Friday, October 21, 2011

“Deianeira and the Dying Centaur Nessus”

“Deianeira and the Dying Centaur Nessus” by Howard Pyle (1887)

Isn’t this picture lovely? I never really gave it much attention before. Howard Pyle painted it in 1887 for A Story of The Golden Age by James Baldwin, published by Charles Scribner’s Sons. Even the small (3.7 x 4.6"), early halftone reproduction is pretty good. The original is still out there, somewhere, but it almost certainly is black and white watercolor (or ink) on paper and about 10 x 12 inches, give or take an inch or so. It illustrates a passage in which Deianeira, wife of Heracles, says:
I have been thinking of what I can do to keep my husband’s love. I had almost forgotten that I have a charm which will help me, or I might not have been so sadly troubled. Years and years ago, when we were fleeing from my dear old home at Calydon, we came to the river Evenus. The water was very deep, and the current very swift; but there lived on the banks of the stream an old Centaur, named Nessus, whose business it was to ferry travellers across to the other shore. He first took my husband safely over, and then myself and our little son Hyllus. But he was so rude, and withal so savage in his manners, that Heracles was greatly angered at him; and he drew his bow, and shot the brutish fellow with one of his poisoned arrows. Then my woman’s heart was filled with pity for the dying Centaur, wicked though he was; and I felt loath to leave him suffering alone upon the banks of Evenus. And he, seeing me look back, beckoned me to him. “Woman,” he said, “I am dying; but first I would give thee a precious gift.
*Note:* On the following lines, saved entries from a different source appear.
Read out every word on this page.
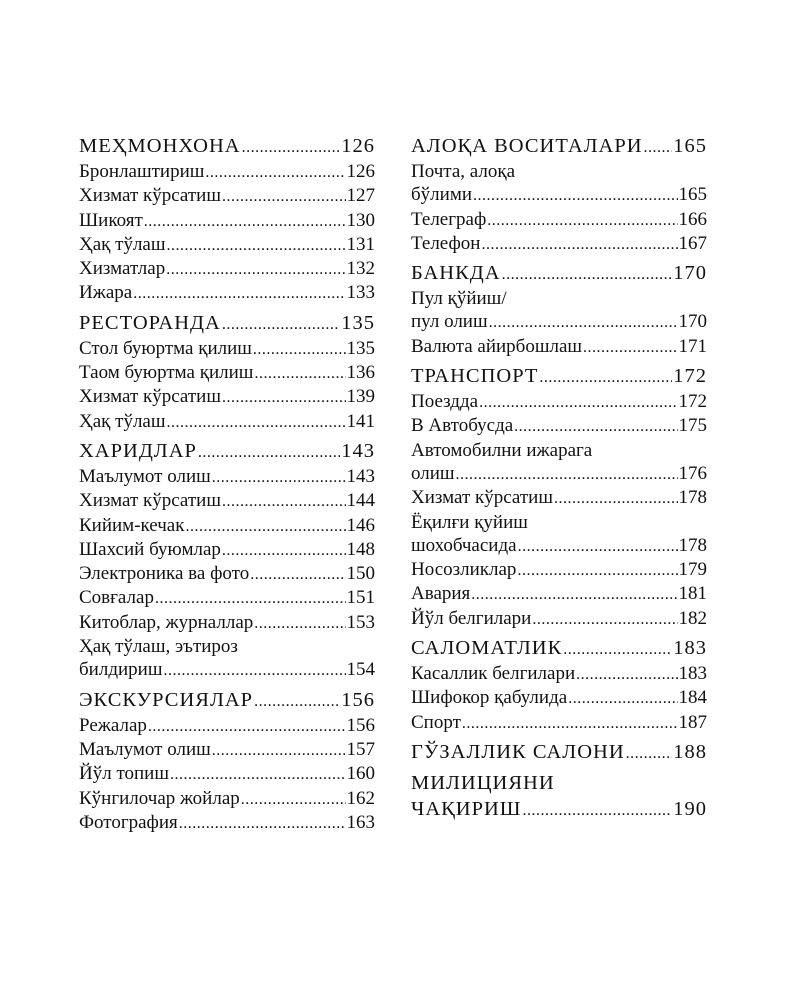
МЕҲМОНХОНА .....	126
Бронлаштириш .....	126
Хизмат кўрсатиш .....	127
Шикоят .....	130
Ҳақ тўлаш .....	131
Хизматлар .....	132
Ижара .....	133
РЕСТОРАНДА .....	135
Стол буюртма қилиш .....	135
Таом буюртма қилиш .....	136
Хизмат кўрсатиш .....	139
Ҳақ тўлаш .....	141
ХАРИДЛАР .....	143
Маълумот олиш .....	143
Хизмат кўрсатиш .....	144
Кийим-кечак .....	146
Шахсий буюмлар .....	148
Электроника ва фото .....	150
Совғалар .....	151
Китоблар, журналлар .....	153
Ҳақ тўлаш, эътироз
билдириш .....	154
ЭКСКУРСИЯЛАР .....	156
Режалар .....	156
Маълумот олиш .....	157
Йўл топиш .....	160
Кўнгилочар жойлар .....	162
Фотография .....	163
АЛОҚА ВОСИТАЛАРИ ..... 165
Почта, алоқа
бўлими .....	165
Телеграф .....	166
Телефон .....	167
БАНКДА .....	170
Пул қўйиш/
пул олиш .....	170
Валюта айирбошлаш .....	171
ТРАНСПОРТ .....	172
Поездда .....	172
В Автобусда .....	175
Автомобилни ижарага
олиш .....	176
Хизмат кўрсатиш .....	178
Ёқилғи қуйиш
шохобчасида .....	178
Носозликлар .....	179
Авария .....	181
Йўл белгилари .....	182
САЛОМАТЛИК .....	183
Касаллик белгилари .....	183
Шифокор қабулида .....	184
Спорт .....	187
ГЎЗАЛЛИК САЛОНИ ..... 188
МИЛИЦИЯНИ
ЧАҚИРИШ .....	190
Fill a vial with the blood that flows from this wound, and it shall come to pass that if ever thy husband's affections grow cold, it will serve as a charm to make him love thee as before. It needs only that thou shouldst smear the blood upon a garment, and then cause him to wear the garment so that the heat of the sun or of a fire shall strike upon it.” I quickly filled the vial, as he directed, and hastened to follow my husband.

2 comments:

kev ferrara said...

This is a beautiful composition, but I've always felt like it was one of the few Pyle's that could have been done by another artist of that era. It was in his transition period, sorta like 1923 for Norman Rockwell, when he learned how to do Leyendecker, but hadn't yet found his own mature style.

Ian Schoenherr said...

I (biasedly) doubt that Pyle’s contemporaries could have created such a strong and unusual composition - but I see your point. It was indeed a stylistically transitional period for him. I think he was rock-solid pen-and-ink-wise at this time (1887, when he was also finishing up The Wonder Clock pictures and about to start those for Otto of the Silver Hand), but still feeling his way in his paintings. He made the illustrations for The Rose of Paradise also around the same time - and with the same technique as those for The Golden Age - and there IS a certain tentativeness about them. Then again, it’s a technique that required him to be more careful than he had to be in oil, which might explain why he switched almost entirely over to the latter medium - when painting - in years to come.